La faucheuse ne respecte pas les survivants.

par LES VOIVRES 88240  -  27 Octobre 2015, 05:37  -  #Municipalité

La faucheuse ne respecte pas les survivants.

Il y a quelques semaines, une équipe de bûcherons est venue couper et débarder des feuillus au Bois Jeandin, à 200 mètres de La Chapelle de Bonne Espérance. En voyant ces grumes dont certaines avaient encore des rameaux chargés de feuilles vertes, je me disais, oui je sais, on n'a que les pensées permises par son Q.I., je me disais donc ou plutôt je pensais que ces arbres avaient survécu à une sécheresse meurtrière pour beaucoup d'entre eux et au moment où quelques pluies et des températures plus fraiches allaient leurs permettre de reconstituer un peu leurs réserves, la faucheuse s'abat sur eux.

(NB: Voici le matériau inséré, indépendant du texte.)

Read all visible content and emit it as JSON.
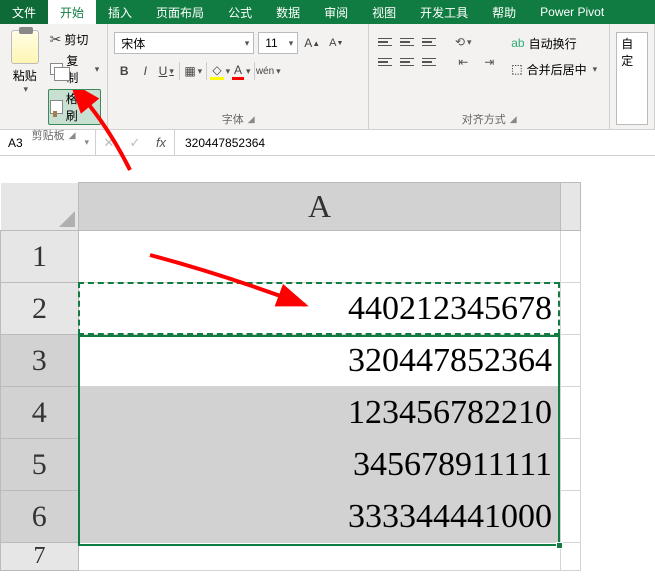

Comme ces poilus de 14-18 qui avaient connu toute l'horreur de la Grande Guerre et qui ont été tués quelques minutes ou quelques heures après l'armistice, dans une dernière attaque suicide, ordonnée par un état-major imbécile voulant grignoter un ou deux mètres de terrain supplémentaires pour essayer d'avoir plus de poids lors des négociations.

Ou qui sont morts de la grippe espagnole.

Comme ces prisonniers de camp de concentration fauchés par une dernière rafale tirée par les bourreaux SS qui s'enfuyaient.

Comme Robert Desnos vaincu par le typhus, le 8 juin 1945, après avoir survécu à la marche de la mort.

Une vie qui s'achève parait toujours plus injuste quand la victime s'est battue et a lutté de toutes ses forces pour échapper à cette fin.

Ce ne sont que des arbres, mais ce matin en partant photographier ceux de la Colausse, ayant souvenir de l'actualité régionale récente, je me demandais si la commune de Les Voivres qui se bat bec et ongles pour vivre ou pour survivre ne risquait pas elle aussi de connaître le même sort.

Ce ne sont que des arbres. Ce sont pourtant des êtres vivants. Une commune ce n'est pas un être vivant ! Une commune en général, je ne sais pas. Mais la notre, celle de Les Voivres , si ! Elle a une âme, elle est vivante. Elle peut donc aussi mourir.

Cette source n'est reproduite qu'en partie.